ISPICA - Conoscenza e valorizzazione delle zone umide del territorio di Ispica, un progetto che è stato realizzato dall'Ipsst, aggregato al liceo «Gaetano Curcio» e che ha visto coinvolte le quarte classi dell'istituto. Il progetto è stato inteso come la continuazione dell'esperienza di biomonitoraggio del fiume Irminio, e ha suscitato tanto entusiasmo. Il progetto è stato inteso come «la nascita di un forte interesse per problematiche ambientali ed un rinnovato rapporto con la natura. Gli alunni che si sono occupati del monitoraggio ittico dei pantani, delle rilevazioni botaniche e soprattutto del monitoraggio avifaunistico. Tante le esperienze acquiste dagli alunni interessati che hanno avuto fra l'altro la possibilità di conoscere da vicino quei luoghi, i pantani, tanto cari alle specie migratorie. I pantani della fascia costiera sono famosissimi in tutto il mondo in quanto ritenuti come un luogo di ristoro e di riposo degli uccelli che dall'Africa volano verso i Balcani. Il progetto realizzato dagli alunni «ha permesso di uscire fuori dalle mura della scuola, di entrare in contatto con il proprio territorio e di vivere l'esperienza di insegnamento-apprendimento delle scienze al di là degli schemi tradizionali». Le aree umide interessate al progetto Pantano Longarini, Foce del Rio Favara, Pantano Gariffi, Pantano Bruno, Pantano Cuba e Pantano Auruca, questi ultimi due in territorio di Pachino. Ed ecco quanto si legge nella relazione redatta a conclusione della realizzazione dell'iniziativa: «Il progetto di monitoraggio ecologico dei pantani ha avuto l'obiettivo di studiare le aree umide ispicesi e valorizzarne la loro importanza nell'ambiente.

Un tempo le zone umide erano sinonimo di malaria e venivano considerate zone improduttive, oggi dopo le operazioni di bonifica effettuate su larga scala il numero di questi ambienti dall'ecosistema particolarissimo è notevolmente ridotto. A renderle interessanti non è l'aspetto, indubbiamente suggestivo, ma il ruolo di mantenimento del'equilibrio sia idrogeologico che climatico, che queste aree paludose riescono a svolgere.

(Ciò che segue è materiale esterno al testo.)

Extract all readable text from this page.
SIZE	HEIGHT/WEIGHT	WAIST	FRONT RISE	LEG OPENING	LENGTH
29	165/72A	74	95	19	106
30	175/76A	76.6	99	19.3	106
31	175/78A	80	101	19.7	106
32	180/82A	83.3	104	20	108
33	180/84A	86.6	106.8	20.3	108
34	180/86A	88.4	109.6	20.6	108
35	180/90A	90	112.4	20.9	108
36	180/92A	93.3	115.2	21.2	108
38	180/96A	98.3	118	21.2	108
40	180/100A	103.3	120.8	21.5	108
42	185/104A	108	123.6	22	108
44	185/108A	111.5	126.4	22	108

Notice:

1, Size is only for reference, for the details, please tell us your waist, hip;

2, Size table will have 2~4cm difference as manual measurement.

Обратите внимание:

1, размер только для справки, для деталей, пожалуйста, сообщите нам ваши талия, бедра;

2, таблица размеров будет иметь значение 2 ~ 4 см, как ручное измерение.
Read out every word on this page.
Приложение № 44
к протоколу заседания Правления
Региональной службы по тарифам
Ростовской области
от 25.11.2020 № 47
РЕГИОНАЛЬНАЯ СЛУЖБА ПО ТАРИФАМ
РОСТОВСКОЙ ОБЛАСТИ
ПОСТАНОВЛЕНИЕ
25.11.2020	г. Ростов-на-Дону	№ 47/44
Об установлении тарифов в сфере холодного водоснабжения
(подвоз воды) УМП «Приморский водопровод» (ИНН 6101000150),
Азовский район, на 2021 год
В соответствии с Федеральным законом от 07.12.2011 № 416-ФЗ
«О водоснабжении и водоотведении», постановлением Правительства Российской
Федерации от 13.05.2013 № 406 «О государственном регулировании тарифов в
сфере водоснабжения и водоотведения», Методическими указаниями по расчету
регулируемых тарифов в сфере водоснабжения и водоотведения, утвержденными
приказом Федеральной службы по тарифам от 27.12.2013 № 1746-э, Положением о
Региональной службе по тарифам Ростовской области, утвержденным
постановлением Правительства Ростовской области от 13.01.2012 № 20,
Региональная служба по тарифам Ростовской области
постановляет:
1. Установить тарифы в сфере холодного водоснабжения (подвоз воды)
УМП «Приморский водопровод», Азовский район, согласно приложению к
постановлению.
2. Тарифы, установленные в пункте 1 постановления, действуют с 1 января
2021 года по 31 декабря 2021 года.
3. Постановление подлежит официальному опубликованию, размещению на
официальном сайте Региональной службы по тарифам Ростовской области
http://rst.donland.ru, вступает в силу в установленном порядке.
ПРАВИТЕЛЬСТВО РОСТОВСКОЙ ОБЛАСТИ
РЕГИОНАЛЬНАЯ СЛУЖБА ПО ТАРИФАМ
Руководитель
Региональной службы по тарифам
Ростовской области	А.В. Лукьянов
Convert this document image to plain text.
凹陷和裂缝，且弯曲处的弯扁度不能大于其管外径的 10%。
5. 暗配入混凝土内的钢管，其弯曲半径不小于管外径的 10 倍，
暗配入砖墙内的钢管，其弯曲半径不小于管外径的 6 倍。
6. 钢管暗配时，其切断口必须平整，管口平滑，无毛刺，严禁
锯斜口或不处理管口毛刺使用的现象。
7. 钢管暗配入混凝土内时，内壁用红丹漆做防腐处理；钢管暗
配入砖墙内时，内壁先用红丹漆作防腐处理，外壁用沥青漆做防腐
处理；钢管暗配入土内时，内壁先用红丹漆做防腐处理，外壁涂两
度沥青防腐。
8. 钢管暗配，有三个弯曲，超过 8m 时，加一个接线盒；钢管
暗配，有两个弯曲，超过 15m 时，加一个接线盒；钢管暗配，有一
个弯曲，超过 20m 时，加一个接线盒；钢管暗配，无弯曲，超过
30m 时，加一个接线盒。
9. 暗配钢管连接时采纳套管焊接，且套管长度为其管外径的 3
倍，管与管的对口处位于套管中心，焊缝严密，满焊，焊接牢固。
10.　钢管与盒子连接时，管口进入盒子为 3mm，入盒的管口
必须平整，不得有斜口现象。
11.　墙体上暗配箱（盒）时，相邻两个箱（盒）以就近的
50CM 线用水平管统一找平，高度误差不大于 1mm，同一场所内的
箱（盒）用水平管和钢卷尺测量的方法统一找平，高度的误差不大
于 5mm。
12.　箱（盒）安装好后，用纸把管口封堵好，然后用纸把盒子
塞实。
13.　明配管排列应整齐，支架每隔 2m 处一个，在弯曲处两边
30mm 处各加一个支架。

Funzionano, infatti, in caso di inondazioni, come bacini e come riserve d'acqua preziose per il rifornimento continuo delle falde sotterranee e possono ridurre gli sbalzi di temperatura nelle zone vicine. Questi ecosistemi particolarissimi sono inoltre preziosi per l'evoluzione della specie, perchè consentono la vita a specie vegetali ed animali che difficilmente altrove potrebbero sopravvivere. In particolare rappresentano per gli uccelli locali, il luogo ideale per la nidificazione e per i migratori, ospitali tappe sulle rotte migratorie. Fra gli aspetti positivi delle zone umide anche quello di essere fra le zone più fertili esistenti, un po' per via del continuo movimento delle acque che favorisce il trasporto di sostanze alimentari e un po' per le innumerevoli specie vegetali che qui vivono e si riproducono aumentando la capacità di fotosintesi e di penetrazione dell'energia solare. Un insieme di elementi che consentono ad ogni livello una varietà di vita notevolissima». Diverse le indagini effettuate che hanno fatto acquisire tanta esperienza agli alunni interessati, indagini che sarebbe opportuno ripetere con la riproposizione del progetto. Ci riferiamo all'indagine sulla fauna ittica tramite la cattura di esemplari con la tecnica della sciabica, il famoso «vota-vota» tanto caro ai pescatori dilettanti, la rete monofilo, il retino a mano. L'indagine sull'avifauna è stata effettuata con l'aiuto di cannocchiali e binocoli, ed infine quello sulla flora con il prelievo di essenze determinate con l'aiuto di chiavi botaniche, sul posto e a scuola.